Hashmaps are key/value collections. Create an empty hashmap with Hashmap(KeyType, ValueType):

obj Point {
    x: Int;
    y: Int;
}

var grid = Hashmap(Point, Str);
let pt = Point(x=1, y=2);
grid[pt] = "#";

For object keys, hashmap lookup is value-based: another Point(x=1, y=2) resolves the same entry.

#Sets

Sets are unordered collections of unique values. Create an empty set with Set(Type):

var visited = Set(Str);
visited.add("start");
visited.add("middle");
visited.exists("start");  // true
visited.remove("middle");
Println(Len(visited));       // 1

Sets support Int, Str, Bool, and other comparable types as elements.
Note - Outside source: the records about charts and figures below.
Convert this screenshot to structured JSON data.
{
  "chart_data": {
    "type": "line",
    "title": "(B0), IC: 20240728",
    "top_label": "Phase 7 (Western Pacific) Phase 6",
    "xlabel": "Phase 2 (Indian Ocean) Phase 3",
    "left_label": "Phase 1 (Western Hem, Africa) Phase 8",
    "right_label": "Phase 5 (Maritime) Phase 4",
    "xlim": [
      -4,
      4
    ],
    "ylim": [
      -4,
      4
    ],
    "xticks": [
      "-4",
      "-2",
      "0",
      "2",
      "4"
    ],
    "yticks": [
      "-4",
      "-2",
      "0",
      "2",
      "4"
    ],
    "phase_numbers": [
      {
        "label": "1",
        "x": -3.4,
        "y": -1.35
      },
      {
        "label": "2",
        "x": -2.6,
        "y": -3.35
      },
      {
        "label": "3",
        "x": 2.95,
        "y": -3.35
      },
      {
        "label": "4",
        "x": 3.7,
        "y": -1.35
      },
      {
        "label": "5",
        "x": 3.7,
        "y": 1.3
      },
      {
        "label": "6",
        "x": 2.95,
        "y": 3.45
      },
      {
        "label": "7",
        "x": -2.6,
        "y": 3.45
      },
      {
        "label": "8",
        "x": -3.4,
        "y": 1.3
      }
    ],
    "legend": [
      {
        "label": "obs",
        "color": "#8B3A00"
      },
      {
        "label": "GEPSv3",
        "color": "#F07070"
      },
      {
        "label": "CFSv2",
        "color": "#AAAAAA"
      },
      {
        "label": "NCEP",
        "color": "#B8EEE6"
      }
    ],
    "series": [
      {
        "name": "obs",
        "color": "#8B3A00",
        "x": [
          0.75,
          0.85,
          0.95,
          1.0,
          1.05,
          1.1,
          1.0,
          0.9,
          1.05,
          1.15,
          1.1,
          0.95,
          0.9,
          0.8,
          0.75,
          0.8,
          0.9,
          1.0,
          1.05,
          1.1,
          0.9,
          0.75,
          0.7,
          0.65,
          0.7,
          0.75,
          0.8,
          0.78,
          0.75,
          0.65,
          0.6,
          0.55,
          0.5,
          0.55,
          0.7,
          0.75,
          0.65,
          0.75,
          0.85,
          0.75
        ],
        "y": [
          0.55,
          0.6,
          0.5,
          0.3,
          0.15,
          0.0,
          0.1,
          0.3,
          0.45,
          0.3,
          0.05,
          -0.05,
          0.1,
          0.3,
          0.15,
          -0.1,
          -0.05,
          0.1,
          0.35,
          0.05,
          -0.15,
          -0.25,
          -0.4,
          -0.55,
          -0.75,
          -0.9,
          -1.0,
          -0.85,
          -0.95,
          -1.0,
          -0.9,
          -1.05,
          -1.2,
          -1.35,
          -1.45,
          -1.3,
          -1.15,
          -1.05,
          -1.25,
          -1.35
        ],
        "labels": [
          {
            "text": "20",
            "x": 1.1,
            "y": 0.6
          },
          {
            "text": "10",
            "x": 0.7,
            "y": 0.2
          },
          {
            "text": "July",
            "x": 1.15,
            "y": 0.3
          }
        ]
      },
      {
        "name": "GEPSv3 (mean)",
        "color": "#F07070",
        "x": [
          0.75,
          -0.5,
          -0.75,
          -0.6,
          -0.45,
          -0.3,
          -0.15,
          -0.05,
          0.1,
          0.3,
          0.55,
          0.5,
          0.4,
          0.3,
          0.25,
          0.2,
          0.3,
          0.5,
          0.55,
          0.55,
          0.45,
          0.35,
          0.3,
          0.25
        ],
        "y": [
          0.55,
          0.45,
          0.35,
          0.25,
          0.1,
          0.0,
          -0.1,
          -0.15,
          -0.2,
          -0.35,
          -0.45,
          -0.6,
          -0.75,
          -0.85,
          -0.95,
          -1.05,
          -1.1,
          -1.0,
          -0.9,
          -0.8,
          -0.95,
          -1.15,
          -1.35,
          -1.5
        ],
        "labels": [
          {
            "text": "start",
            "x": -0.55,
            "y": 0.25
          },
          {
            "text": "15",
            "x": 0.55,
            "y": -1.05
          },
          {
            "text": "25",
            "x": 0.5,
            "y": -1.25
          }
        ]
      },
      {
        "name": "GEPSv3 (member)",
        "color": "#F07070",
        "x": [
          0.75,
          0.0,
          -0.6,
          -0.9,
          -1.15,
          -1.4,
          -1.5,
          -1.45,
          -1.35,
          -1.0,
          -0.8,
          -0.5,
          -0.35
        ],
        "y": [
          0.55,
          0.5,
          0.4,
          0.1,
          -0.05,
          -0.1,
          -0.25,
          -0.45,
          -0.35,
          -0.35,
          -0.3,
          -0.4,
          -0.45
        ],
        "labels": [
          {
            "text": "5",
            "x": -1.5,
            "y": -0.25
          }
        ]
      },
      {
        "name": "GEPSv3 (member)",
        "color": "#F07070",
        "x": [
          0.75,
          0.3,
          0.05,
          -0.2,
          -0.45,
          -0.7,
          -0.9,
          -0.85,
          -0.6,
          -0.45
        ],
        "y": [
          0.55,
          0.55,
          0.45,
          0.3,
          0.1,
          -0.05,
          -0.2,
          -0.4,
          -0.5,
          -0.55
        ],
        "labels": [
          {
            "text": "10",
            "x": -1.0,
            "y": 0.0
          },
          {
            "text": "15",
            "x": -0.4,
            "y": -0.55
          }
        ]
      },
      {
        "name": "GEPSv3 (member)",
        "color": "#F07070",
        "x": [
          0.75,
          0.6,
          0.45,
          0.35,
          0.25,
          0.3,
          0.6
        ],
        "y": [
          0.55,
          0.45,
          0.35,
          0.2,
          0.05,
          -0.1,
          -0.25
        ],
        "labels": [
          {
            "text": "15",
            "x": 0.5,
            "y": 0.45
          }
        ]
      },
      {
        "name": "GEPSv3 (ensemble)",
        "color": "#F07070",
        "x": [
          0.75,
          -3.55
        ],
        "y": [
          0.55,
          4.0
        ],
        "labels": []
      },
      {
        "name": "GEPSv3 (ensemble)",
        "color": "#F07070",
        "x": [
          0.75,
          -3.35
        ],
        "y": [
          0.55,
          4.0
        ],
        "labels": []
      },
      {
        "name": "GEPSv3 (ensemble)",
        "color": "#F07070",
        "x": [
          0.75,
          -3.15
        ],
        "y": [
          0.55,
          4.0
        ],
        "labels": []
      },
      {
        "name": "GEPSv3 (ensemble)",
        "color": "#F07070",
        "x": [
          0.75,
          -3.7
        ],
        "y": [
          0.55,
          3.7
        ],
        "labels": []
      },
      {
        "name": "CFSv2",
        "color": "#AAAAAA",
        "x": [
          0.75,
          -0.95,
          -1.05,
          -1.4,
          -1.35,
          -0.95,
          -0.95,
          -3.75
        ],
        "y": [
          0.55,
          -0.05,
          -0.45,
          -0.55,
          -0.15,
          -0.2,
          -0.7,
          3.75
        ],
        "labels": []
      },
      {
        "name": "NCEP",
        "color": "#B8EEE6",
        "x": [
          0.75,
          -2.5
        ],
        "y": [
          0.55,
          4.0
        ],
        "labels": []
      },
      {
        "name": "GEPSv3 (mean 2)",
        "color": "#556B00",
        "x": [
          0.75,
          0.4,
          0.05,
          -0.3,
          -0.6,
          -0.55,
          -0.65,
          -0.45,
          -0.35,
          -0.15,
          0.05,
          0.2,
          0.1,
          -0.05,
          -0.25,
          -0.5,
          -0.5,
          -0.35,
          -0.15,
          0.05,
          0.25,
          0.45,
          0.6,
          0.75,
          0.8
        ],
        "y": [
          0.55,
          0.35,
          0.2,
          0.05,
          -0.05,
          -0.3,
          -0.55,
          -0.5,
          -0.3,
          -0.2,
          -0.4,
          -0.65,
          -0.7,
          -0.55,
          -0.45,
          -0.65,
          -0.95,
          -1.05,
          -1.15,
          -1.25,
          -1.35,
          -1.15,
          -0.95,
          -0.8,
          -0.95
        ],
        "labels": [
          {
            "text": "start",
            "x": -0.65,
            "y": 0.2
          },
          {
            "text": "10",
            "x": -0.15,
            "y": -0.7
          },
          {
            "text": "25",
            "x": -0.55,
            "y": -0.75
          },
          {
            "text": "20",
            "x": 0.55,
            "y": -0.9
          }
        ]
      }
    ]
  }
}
You can also convert an array into a set with Set(arrayExpr). Duplicate elements are removed:

let letters = ["a", "b", "a"];
let unique = Set(letters);
Println(Len(unique));  // 2

#Sets of Tuples

Sets can hold tuples, enabling composite keys without string round-tripping:

var dots = Set(Tuple(Int, Int));
dots.add(Tuple(6, 10));
dots.add(Tuple(0, 14));
dots.add(Tuple(6, 10));  // duplicate, ignored
Println(Len(dots));       // 2

if dots.exists(Tuple(6, 10)) {
    Println("found");
}

for dot in dots {
    Println("{dot.0},{dot.1}");
}

Tuple elements must be comparable types (scalars, strings, booleans). Tuples containing arrays or maps cannot be used as set elements.

#Tuples

Tuples are fixed-size ordered values that can hold mixed types. They support both positional and named fields:

let t = Tuple("a", 1);
Println(t.0);      // positional access

let person = Tuple(name="Alice", age=30);
Println(person.name);  // named access

See Tuples for named tuples, destructuring, and usage in functions.

#Objects

User-defined types with named fields:

obj Point {
    x: Float;
    y: Float;
}

let p = Point(x=1.0, y=2.0);

See Objects for methods and self.

#Function Types

Function types describe the signature of a function value. Use them in parameter lists, variable declarations, and type aliases:

Fn(Int) -> Int           // takes Int, returns Int
Fn(Str, Int) -> Bool     // takes Str and Int, returns Bool
Fn(Int)                  // takes Int, returns nothing

See Functions for examples of higher-order functions and passing functions as values.

#Type Aliases

Type aliases let you give a reusable name to any type expression:

type Points = Array(Point);
type Point = Tuple(x: Int, y: Int);
type AdjList = Hashmap(Str, Array(Str));
type Predicate = Fn(Int) -> Bool;

Use the alias anywhere you would normally write the underlying type:

type Ints = Array(Int);
type Point = Tuple(x: Int, y: Int);

fn sum(nums: Ints) -> Int {
    var total = 0;
    for n in nums {
        total += n;
    }
    return total;
}

let values: Ints = [10, 20, 30];
let origin: Point = Tuple(x=0, y=0);

Println(sum(values));
Println("{origin.x}, {origin.y}");

Aliases do not create a new runtime type; they are shorthand for an existing type. The aliased type must still be a valid type expression.

#Enums

Enums define a type with a fixed set of named variants:

enum Direction {
    North;
    South;
    East;
    West;
}

let d = Direction.North;

See Enums for explicit values, comparison, and match usage.

#Type Conversions

Use the Str() built-in to convert any value to a string:

let n = 42;
let s = Str(n);    // "42"
Println(Str(3.14)); // "3.14"

Use Int() to convert strings or floats to integers. With two arguments, the second specifies the base:

let a = Int("42");         // 42
let b = Int(3.14);         // 3
let bin = Int("1010", 2);  // 10 (binary)
let hex = Int("ff", 16);   // 255 (hexadecimal)
let oct = Int("77", 8);    // 63 (octal)

This is equivalent to "ff".to_int(16) but reads more naturally as a conversion function.

#Operators

#Arithmetic

#Comparison

#Logical

#Bitwise

Bitwise operators require Int operands on both sides. They are useful for flag manipulation, masking, and low-level integer operations.

let a = 0b1100;   // 12
let b = 0b1010;   // 10

let and_result = a & b;   // 0b1000 = 8
let or_result  = a | b;   // 0b1110 = 14

Println(Str(and_result));  // 8
Println(Str(or_result));   // 14

Arithmetic operators require matching numeric types on both sides. The + operator also works for string concatenation when both sides are Str.